Cross mean predictive ability evaluated by leave-one-out cross-validation. Different models were compared, differing in the type of genetic effects incorporating genomic information: none “None,” in GCA terms only “GCA(A),” in GCA terms and in the dominance contribution to the SCA component “GCA(A) + SCA(D),” in the across-population epistasis contribution to the SCA component “GCA(A) + SCA(AA),” or both “GCA(A) + SCA(D + AA).” Traits related to plant stature, bunch architecture, fruit architecture, and yield components are colored in black, red, blue, and green, respectively. The y-axis is bounded between zero and one. Occasional negative values were observed (Supplementary Table 9), particularly under scenario 0–0 with the lowest training population size and for traits with low heritability due to a well-known artefact of leave-one-out cross-validation methodology (Zhou et al. 2016).
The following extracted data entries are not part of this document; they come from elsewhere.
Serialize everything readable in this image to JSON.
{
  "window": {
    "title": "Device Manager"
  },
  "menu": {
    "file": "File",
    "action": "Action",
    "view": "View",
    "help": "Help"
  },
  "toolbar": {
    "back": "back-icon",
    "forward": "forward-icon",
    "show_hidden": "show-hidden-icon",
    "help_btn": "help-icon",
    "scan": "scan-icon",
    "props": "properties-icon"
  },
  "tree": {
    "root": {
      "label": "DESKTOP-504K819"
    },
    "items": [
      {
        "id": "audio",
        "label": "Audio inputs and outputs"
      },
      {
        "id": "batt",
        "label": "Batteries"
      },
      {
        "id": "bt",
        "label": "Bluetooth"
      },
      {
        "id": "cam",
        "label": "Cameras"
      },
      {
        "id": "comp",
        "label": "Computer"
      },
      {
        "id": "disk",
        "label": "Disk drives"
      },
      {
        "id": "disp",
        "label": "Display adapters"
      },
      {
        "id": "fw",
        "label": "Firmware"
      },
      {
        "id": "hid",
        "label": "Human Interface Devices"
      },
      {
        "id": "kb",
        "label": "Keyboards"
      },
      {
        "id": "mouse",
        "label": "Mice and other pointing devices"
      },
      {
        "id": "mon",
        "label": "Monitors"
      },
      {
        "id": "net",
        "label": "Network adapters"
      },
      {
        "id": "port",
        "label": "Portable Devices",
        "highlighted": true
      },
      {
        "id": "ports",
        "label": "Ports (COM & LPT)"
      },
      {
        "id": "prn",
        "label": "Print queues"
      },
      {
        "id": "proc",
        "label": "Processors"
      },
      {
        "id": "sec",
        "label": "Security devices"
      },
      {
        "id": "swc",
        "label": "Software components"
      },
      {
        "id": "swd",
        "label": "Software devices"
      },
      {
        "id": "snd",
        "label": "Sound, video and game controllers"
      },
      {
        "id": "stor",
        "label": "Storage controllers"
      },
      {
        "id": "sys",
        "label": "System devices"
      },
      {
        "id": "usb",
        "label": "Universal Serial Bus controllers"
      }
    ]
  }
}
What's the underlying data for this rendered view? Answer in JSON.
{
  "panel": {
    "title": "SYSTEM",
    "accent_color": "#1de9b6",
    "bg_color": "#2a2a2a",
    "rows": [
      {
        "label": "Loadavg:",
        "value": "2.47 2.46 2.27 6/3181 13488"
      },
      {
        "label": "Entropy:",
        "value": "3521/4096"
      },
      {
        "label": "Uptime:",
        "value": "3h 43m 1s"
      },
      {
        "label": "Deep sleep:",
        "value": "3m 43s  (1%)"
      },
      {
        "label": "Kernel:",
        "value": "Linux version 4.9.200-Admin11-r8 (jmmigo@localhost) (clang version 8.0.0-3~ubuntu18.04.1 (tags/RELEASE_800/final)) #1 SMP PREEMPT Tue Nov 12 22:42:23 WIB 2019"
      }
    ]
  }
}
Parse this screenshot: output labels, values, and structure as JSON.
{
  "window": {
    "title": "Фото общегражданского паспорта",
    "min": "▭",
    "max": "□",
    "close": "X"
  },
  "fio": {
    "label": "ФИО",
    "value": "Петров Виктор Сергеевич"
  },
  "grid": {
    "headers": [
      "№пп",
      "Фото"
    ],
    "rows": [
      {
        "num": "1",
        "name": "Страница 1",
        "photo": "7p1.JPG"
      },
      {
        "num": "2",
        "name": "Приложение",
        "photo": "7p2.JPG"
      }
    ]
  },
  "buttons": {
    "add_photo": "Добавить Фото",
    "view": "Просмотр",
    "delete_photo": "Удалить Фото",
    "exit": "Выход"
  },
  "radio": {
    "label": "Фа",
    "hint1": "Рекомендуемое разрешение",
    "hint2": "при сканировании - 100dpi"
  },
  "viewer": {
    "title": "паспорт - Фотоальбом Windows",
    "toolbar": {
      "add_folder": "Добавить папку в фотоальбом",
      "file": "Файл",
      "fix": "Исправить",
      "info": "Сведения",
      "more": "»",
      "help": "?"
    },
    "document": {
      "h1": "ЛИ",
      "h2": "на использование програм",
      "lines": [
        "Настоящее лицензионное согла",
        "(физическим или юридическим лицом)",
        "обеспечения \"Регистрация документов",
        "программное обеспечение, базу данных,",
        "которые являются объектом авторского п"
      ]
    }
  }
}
When both parents have already been observed in other crosses of the design (2x–4x scenario), the mean performance of a new cross is generally well predicted regardless of the model (r > 0.5). When one parent is missing, predictions tend to be more accurate when the 2x parent is unobserved (0–4x scenario) than when the 4x parent is unobserved (2x–0 scenario), except for Bunch Weight, Fruit Weight, and Days to Fruit Maturity. When none of the parents have been observed in other crosses (0–0 scenario), no prediction is possible without parent genotyping (Fig. 5).
The use of genomic relationship matrices in GCA and SCA terms to predict cross-mean performance has generally improved predictive abilities compared to the model using only phenotypic and pedigree information, especially in scenarios where at least one of the parents was not observed in another cross. The improvement in predictive ability was often more pronounced when the unobserved parent was the 4x parent (i.e. 2x–0 scenario). In the most difficult scenario where none of the parents have been observed in other crosses (i.e. 0–0 scenario), predictive abilities were null for some traits regardless of the model like Peduncle Diameter, but could exceed 0.5 for others like Fruit Weight.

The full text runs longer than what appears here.